Vietnam Era Veterans' Readjustment Assistance Act
- Long title: An Act to prohibit employment discrimination against certain veterans, to require affirmative action in employment by federal contractors, and for other purposes.
- Acronyms (colloquial): VEVRAA
- Enacted by: the 93rd United States Congress

Citations
- Public law: Pub. L. 92–540: § 503
- Statutes at Large: 86 Stat. 1074

Codification
- Titles amended: 38 U.S.C. § 4212

Legislative history
- Introduced in the House as H.R. 12828 on February 1, 1972; Committee consideration by House Veterans’ Affairs; Senate Veterans’ Affairs; Passed the House on (Passed by voice vote); Passed the Senate on (Passed by voice vote); Signed into law by President Richard Nixon on October 24, 1972;

= Vietnam Era Veterans' Readjustment Assistance Act =

1974 act of the US Congress

The Vietnam Era Veterans' Readjustment Assistance Act of 1974 (or VEVRAA) is an act of the 93rd United States Congress enacted on 3 December 1974 related to employment discrimination against Vietnam-era veterans, disabled veterans, and any other veterans who served active duty time in a war event that qualifies for a campaign badge.

==Overview==
The current version of the law requires that employers with federal contracts or subcontracts of $150,000 or more provide affirmative action to employ and promote qualified veterans who are recently separated, disabled, or who served on active duty during a war or in a campaign or expedition for which a campaign badge has been authorized.

If covered by the act, a veteran who believes that a contractor is not fulfilling its VEVRAA employment obligations may file a complaint with the Department of Labor’s Office of Federal Contract Compliance Programs.

A Vietnam era veteran was defined as a person who:
- Served on active duty for more than 180 days, any part of which occurred between August 5, 1964, and May 7, 1975, and did not receive a dishonorable discharge;
- Was discharged/released from active duty for a service-connected disability if any part of such active duty was performed between August 5, 1964, and May 7, 1975;
- Served on active duty for more than 180 days, as well as served in the Republic of Vietnam between February 28, 1961, and May 7, 1975.

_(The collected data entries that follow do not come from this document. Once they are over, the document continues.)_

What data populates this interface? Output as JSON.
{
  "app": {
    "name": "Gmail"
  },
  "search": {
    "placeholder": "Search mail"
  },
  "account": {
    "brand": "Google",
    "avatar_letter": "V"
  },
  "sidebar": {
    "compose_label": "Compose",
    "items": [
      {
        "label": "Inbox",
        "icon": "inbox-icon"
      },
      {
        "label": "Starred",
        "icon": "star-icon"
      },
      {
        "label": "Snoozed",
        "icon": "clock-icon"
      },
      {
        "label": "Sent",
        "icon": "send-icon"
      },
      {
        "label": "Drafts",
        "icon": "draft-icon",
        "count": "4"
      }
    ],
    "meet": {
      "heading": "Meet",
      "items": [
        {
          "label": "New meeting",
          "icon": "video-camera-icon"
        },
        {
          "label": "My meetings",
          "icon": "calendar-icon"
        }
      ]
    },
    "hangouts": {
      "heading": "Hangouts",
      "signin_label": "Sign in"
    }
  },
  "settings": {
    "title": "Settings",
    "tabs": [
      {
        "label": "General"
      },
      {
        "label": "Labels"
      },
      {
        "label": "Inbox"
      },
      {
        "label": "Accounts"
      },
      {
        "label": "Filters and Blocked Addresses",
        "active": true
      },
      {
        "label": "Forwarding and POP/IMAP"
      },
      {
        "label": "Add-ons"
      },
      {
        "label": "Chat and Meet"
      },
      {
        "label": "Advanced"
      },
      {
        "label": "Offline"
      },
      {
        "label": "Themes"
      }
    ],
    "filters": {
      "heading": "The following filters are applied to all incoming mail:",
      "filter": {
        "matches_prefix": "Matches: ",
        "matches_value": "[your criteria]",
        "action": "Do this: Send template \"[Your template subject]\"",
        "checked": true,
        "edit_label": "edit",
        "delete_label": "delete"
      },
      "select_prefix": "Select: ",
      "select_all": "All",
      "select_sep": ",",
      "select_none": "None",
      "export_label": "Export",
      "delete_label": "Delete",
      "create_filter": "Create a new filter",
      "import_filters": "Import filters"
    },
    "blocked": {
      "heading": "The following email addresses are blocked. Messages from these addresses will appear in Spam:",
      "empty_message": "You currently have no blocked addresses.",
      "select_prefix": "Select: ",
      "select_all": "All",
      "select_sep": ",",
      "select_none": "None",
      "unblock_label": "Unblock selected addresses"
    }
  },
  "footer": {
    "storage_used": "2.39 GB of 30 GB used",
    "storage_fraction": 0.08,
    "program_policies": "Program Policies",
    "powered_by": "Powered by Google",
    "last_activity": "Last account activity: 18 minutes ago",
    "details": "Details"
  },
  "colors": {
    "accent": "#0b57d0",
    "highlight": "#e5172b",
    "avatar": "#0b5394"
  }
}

The law now applies to any veteran who served on active duty during a war, including the Vietnam War and the Gulf War, which is defined as beginning on August 2, 1990, with no fixed end date.

A special disabled veteran is a person who is entitled to compensation under laws administered by the Department of Veterans Affairs for a disability rated at 30 percent or more. If it has been determined that the individual has a serious employment disability, or was discharged/released from active duty because of a service-connected disability, that changes to 10 or 20 percent.

As a part of affirmative action, federal contractors and subcontractors are required to list with the local state employment service all employment openings except for executive and top management jobs, jobs which the contractor expects to fill from within, and jobs lasting 3 days or less.